Of course, I'm always learning, and I'm still figuring out what is optimal for my flock in the wintertime through small tweaks I do every year. A few years ago I did have two birds with large combs get frostbite, though this seems to have been as a result of me closing too much ventilation in an attempt to keep the girls warmer (and a small flood in the coop from a midwinter warm snap likely didn't help them, either). Every year since, I leave more ventilation open than the last, and every year they seem to do better than when I tried to close them up to hold in heat. Just an observation. ;) Mom and I have discussed making wooden frames with clear plastic stapled in them to prop at an angle over some or all of the windows of my coop. This way they can be left open and plenty of ventilation gets through, but not as much of the snow, rain, and wind comes into the coop. I think this will be the optimal setup for my coop as far as wintertime ventilation. :)

Editing to add, just to clarify, more ventilation has worked really well for me, but I have always closed the vents that are right next to the roosts in the wintertime so the girls never have any direct airflow (or drafts, if you will) on them in the wintertime.

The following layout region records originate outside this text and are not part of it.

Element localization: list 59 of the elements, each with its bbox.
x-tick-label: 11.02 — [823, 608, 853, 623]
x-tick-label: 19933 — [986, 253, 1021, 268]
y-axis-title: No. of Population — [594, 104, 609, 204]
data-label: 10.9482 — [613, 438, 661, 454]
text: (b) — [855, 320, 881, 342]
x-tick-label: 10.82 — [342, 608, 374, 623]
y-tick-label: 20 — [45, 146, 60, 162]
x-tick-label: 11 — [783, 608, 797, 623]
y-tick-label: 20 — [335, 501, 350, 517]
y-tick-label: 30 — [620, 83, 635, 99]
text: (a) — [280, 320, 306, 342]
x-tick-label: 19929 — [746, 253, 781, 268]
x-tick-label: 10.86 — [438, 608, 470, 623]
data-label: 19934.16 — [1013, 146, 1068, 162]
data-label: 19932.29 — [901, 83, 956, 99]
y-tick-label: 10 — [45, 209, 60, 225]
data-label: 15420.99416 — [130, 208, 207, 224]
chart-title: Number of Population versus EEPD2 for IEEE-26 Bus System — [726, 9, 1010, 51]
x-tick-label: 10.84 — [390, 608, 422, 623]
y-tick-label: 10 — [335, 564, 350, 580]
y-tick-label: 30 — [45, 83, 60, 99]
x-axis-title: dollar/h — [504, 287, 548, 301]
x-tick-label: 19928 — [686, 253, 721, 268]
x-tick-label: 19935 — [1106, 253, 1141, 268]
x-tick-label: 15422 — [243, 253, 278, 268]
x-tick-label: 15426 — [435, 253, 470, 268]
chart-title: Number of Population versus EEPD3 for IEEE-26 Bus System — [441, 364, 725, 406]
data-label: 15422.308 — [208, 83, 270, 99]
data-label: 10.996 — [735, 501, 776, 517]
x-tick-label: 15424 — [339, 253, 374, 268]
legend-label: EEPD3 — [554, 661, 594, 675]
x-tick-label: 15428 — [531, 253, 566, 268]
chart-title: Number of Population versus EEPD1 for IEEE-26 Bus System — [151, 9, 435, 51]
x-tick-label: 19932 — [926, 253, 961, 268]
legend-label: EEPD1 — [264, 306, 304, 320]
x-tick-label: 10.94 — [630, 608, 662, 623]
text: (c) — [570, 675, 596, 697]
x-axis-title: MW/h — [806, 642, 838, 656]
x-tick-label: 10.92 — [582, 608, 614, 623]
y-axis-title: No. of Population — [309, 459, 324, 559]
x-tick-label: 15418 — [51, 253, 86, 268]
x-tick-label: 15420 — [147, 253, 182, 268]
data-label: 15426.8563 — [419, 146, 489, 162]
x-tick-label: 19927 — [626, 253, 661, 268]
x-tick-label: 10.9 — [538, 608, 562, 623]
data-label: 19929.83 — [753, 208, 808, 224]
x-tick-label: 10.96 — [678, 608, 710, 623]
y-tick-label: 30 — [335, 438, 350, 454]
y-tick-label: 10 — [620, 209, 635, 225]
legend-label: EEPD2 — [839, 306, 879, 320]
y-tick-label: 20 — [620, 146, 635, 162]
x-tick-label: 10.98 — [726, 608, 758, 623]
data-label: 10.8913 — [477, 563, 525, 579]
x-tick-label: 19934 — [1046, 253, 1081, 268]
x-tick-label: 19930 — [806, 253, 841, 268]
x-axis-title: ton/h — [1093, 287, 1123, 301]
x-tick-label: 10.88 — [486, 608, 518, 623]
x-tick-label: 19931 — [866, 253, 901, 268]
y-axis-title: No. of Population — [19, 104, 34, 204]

And on commercial farms using temperature control, well, you're right. They do. However, it's typically more to keep the birds cool than to keep them warm. Chickens put out a LOT of heat on their own and meat birds seem to be like living oil heaters, and in such mass numbers as these birds are kept in in commercial farming operations, those barns quickly heat up. They've got to keep the heat down in those barns efficiently or risk roasting their birds even before they send them to butcher!

On a related note, I have heard that it's okay as of just a few weeks ago, in the case of a flock testing positive for AI, for the birds to be mass culled by the venting/cooling system being shut off in these barns and the birds being left to suffocate in the heat and ammonia they produce. :( I don't know who decides that this kind of thing is okay, but it sure doesn't sound right to me.